Modern physics is essentially doing this in regard to string theory and the nature of all. Strings go at about a trillion to a proton and every time one makes a random move, the opposite random move creates another universe, and most of the top scientists say it’s the only logical endpoint of quantum physics. But at some point, what can be said? It isn’t going to end. Reality has no bottom, nor has it edges.
‘Things are not as they seem, nor are they otherwise,’ Shakyamuni, the historical Buddha, said. This seems to assert non-existence of phenomena, but confusing emptiness with nihilism is a fatal mistake on the spiritual path. Buddhism is an amazingly positivist philosophy.

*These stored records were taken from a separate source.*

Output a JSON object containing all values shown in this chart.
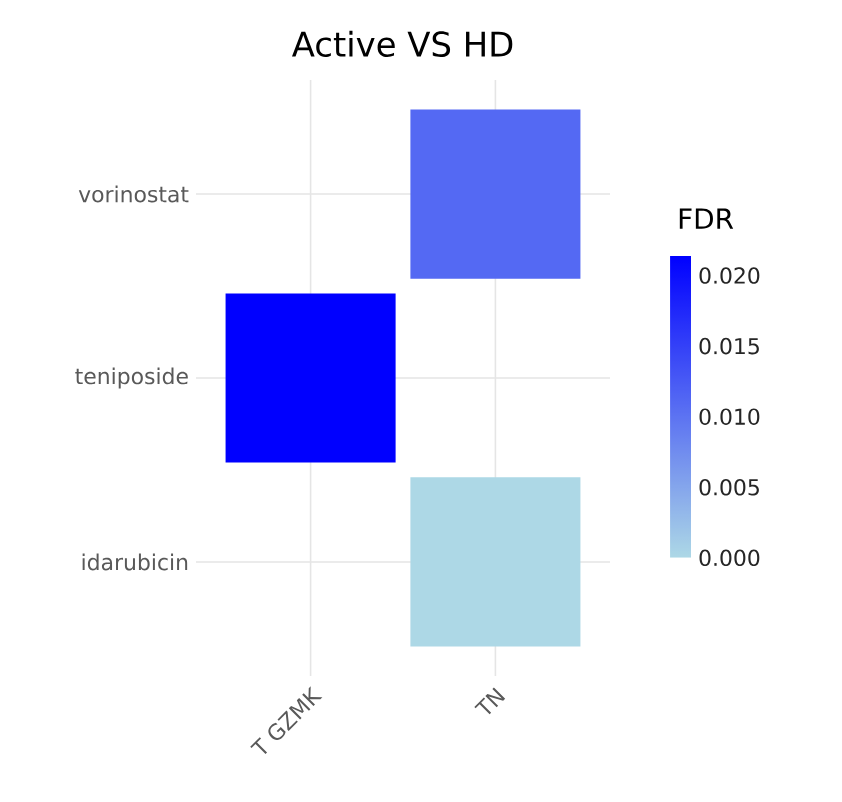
{
  "chart_data": {
    "type": "heatmap",
    "title": "Active VS  HD",
    "categories": [
      "T GZMK",
      "TN"
    ],
    "y_categories": [
      "vorinostat",
      "teniposide",
      "idarubicin"
    ],
    "cells": [
      [
        null,
        0.011
      ],
      [
        0.0214,
        null
      ],
      [
        null,
        0.0
      ]
    ],
    "clabel": "FDR",
    "clim": [
      0.0,
      0.0214
    ],
    "cticks": [
      {
        "value": 0.0,
        "label": "0.000"
      },
      {
        "value": 0.005,
        "label": "0.005"
      },
      {
        "value": 0.01,
        "label": "0.010"
      },
      {
        "value": 0.015,
        "label": "0.015"
      },
      {
        "value": 0.02,
        "label": "0.020"
      }
    ],
    "grid": true
  }
}
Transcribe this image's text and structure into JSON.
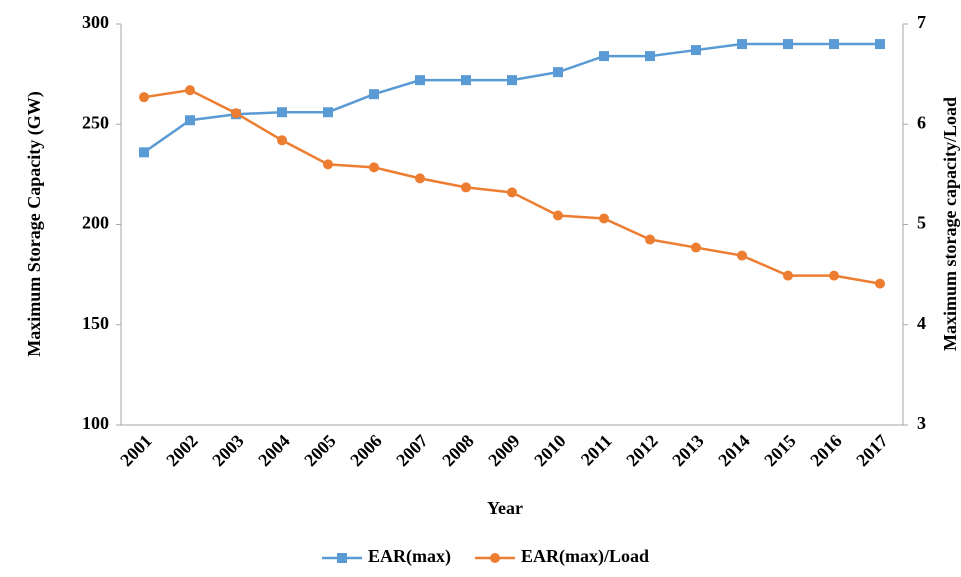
{
  "chart_data": {
    "type": "line",
    "x_label": "Year",
    "y_label": "Maximum Storage Capacity (GW)",
    "y2_label": "Maximum storage capacity/Load",
    "categories": [
      "2001",
      "2002",
      "2003",
      "2004",
      "2005",
      "2006",
      "2007",
      "2008",
      "2009",
      "2010",
      "2011",
      "2012",
      "2013",
      "2014",
      "2015",
      "2016",
      "2017"
    ],
    "series": [
      {
        "name": "EAR(max)",
        "color": "#5b9bd5",
        "marker": "square",
        "values": [
          236,
          252,
          255,
          256,
          256,
          265,
          272,
          272,
          272,
          276,
          284,
          284,
          287,
          290,
          290,
          290,
          290
        ]
      },
      {
        "name": "EAR(max)/Load",
        "color": "#ed7d31",
        "marker": "circle",
        "axis": "y2",
        "values": [
          6.27,
          6.34,
          6.11,
          5.84,
          5.6,
          5.57,
          5.46,
          5.37,
          5.32,
          5.09,
          5.06,
          4.85,
          4.77,
          4.69,
          4.49,
          4.49,
          4.41
        ]
      }
    ],
    "ylim": [
      100,
      300
    ],
    "yticks": [
      100,
      150,
      200,
      250,
      300
    ],
    "y2lim": [
      3,
      7
    ],
    "y2ticks": [
      3,
      4,
      5,
      6,
      7
    ],
    "legend": "bottom"
  }
}
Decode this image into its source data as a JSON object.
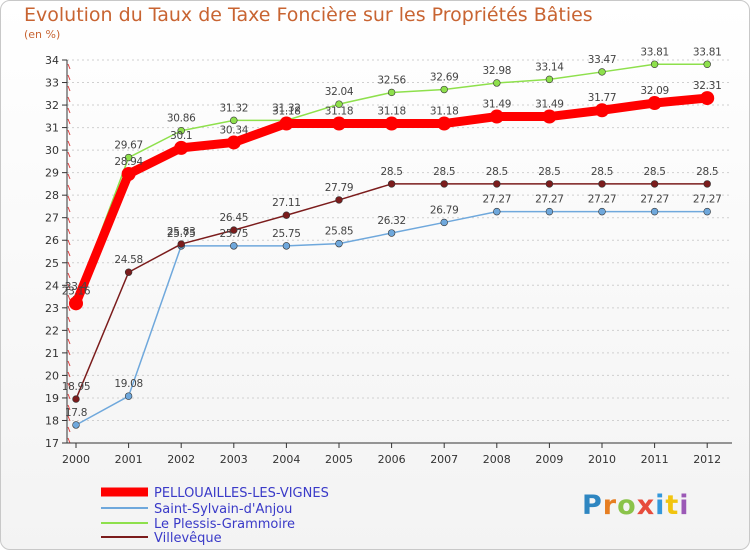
{
  "header": {
    "title": "Evolution du Taux de Taxe Foncière sur les Propriétés Bâties",
    "unit": "(en %)"
  },
  "logo": {
    "text": "Proxiti"
  },
  "chart_data": {
    "type": "line",
    "title": "Evolution du Taux de Taxe Foncière sur les Propriétés Bâties",
    "ylabel": "(en %)",
    "xlabel": "",
    "x": [
      "2000",
      "2001",
      "2002",
      "2003",
      "2004",
      "2005",
      "2006",
      "2007",
      "2008",
      "2009",
      "2010",
      "2011",
      "2012"
    ],
    "ylim": [
      17,
      34
    ],
    "yticks": [
      17,
      18,
      19,
      20,
      21,
      22,
      23,
      24,
      25,
      26,
      27,
      28,
      29,
      30,
      31,
      32,
      33,
      34
    ],
    "grid": "dotted horizontal",
    "legend": "bottom-left",
    "series": [
      {
        "name": "PELLOUAILLES-LES-VIGNES",
        "color": "#ff0000",
        "emphasis": true,
        "values": [
          23.2,
          28.94,
          30.1,
          30.34,
          31.18,
          31.18,
          31.18,
          31.18,
          31.49,
          31.49,
          31.77,
          32.09,
          32.31
        ],
        "labels": [
          "23.16",
          "28.94",
          "30.1",
          "30.34",
          "31.18",
          "31.18",
          "31.18",
          "31.18",
          "31.49",
          "31.49",
          "31.77",
          "32.09",
          "32.31"
        ]
      },
      {
        "name": "Saint-Sylvain-d'Anjou",
        "color": "#6fa8dc",
        "values": [
          17.8,
          19.08,
          25.75,
          25.75,
          25.75,
          25.85,
          26.32,
          26.79,
          27.27,
          27.27,
          27.27,
          27.27,
          27.27
        ],
        "labels": [
          "17.8",
          "19.08",
          "25.75",
          "25.75",
          "25.75",
          "25.85",
          "26.32",
          "26.79",
          "27.27",
          "27.27",
          "27.27",
          "27.27",
          "27.27"
        ]
      },
      {
        "name": "Le Plessis-Grammoire",
        "color": "#8ee04c",
        "values": [
          23.4,
          29.67,
          30.86,
          31.32,
          31.32,
          32.04,
          32.56,
          32.69,
          32.98,
          33.14,
          33.47,
          33.81,
          33.81
        ],
        "labels": [
          "23.4",
          "29.67",
          "30.86",
          "31.32",
          "31.32",
          "32.04",
          "32.56",
          "32.69",
          "32.98",
          "33.14",
          "33.47",
          "33.81",
          "33.81"
        ]
      },
      {
        "name": "Villevêque",
        "color": "#7b1c1c",
        "values": [
          18.95,
          24.58,
          25.83,
          26.45,
          27.11,
          27.79,
          28.5,
          28.5,
          28.5,
          28.5,
          28.5,
          28.5,
          28.5
        ],
        "labels": [
          "18.95",
          "24.58",
          "25.83",
          "26.45",
          "27.11",
          "27.79",
          "28.5",
          "28.5",
          "28.5",
          "28.5",
          "28.5",
          "28.5",
          "28.5"
        ]
      }
    ]
  }
}
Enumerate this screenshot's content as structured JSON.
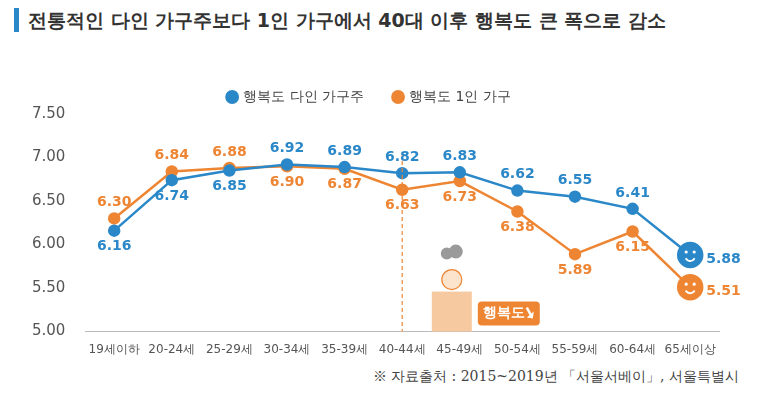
{
  "chart_data": {
    "type": "line",
    "title": "전통적인 다인 가구주보다 1인 가구에서 40대 이후 행복도 큰 폭으로 감소",
    "source": "※ 자료출처 : 2015~2019년 「서울서베이」, 서울특별시",
    "categories": [
      "19세이하",
      "20-24세",
      "25-29세",
      "30-34세",
      "35-39세",
      "40-44세",
      "45-49세",
      "50-54세",
      "55-59세",
      "60-64세",
      "65세이상"
    ],
    "series": [
      {
        "name": "행복도 다인 가구주",
        "color": "#2a87c8",
        "marker": "circle",
        "values": [
          6.16,
          6.74,
          6.85,
          6.92,
          6.89,
          6.82,
          6.83,
          6.62,
          6.55,
          6.41,
          5.88
        ],
        "value_labels": [
          "6.16",
          "6.74",
          "6.85",
          "6.92",
          "6.89",
          "6.82",
          "6.83",
          "6.62",
          "6.55",
          "6.41",
          "5.88"
        ]
      },
      {
        "name": "행복도 1인 가구",
        "color": "#ee8533",
        "marker": "circle",
        "values": [
          6.3,
          6.84,
          6.88,
          6.9,
          6.87,
          6.63,
          6.73,
          6.38,
          5.89,
          6.15,
          5.51
        ],
        "value_labels": [
          "6.30",
          "6.84",
          "6.88",
          "6.90",
          "6.87",
          "6.63",
          "6.73",
          "6.38",
          "5.89",
          "6.15",
          "5.51"
        ]
      }
    ],
    "ylim": [
      5,
      7.5
    ],
    "yticks": [
      {
        "value": 5,
        "label": "5.00"
      },
      {
        "value": 5.5,
        "label": "5.50"
      },
      {
        "value": 6,
        "label": "6.00"
      },
      {
        "value": 6.5,
        "label": "6.50"
      },
      {
        "value": 7,
        "label": "7.00"
      },
      {
        "value": 7.5,
        "label": "7.50"
      }
    ],
    "grid": false,
    "legend": "top",
    "data_labels": true,
    "annotation": {
      "text": "행복도",
      "category": "40-44세"
    }
  }
}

From the relative standpoint, the individual devotes his life to release from suffering, first for himself, then as the heart opens, for all sentient beings, knowing it is an impossible goal. But, when the mind becomes absorbed in this active compassion, one eye upon the absolute nature, perfect happiness is inescapable. The only thing left is to help forever, liberating beings one at a time. That’s the teaching.
By seeing through the illusion of the self, peace is attained. Genuine mastery is when no situation disturbs the understanding, not even death and torment. Suffering arises as bliss. Which is to say, utter non-attachment is the goal. Why? Because all is impermanent in any event. It cannot be held onto. Whatever arises must fall, whatever is born will die. If it ceases, it cannot be Real. Non-attachment accords with truth.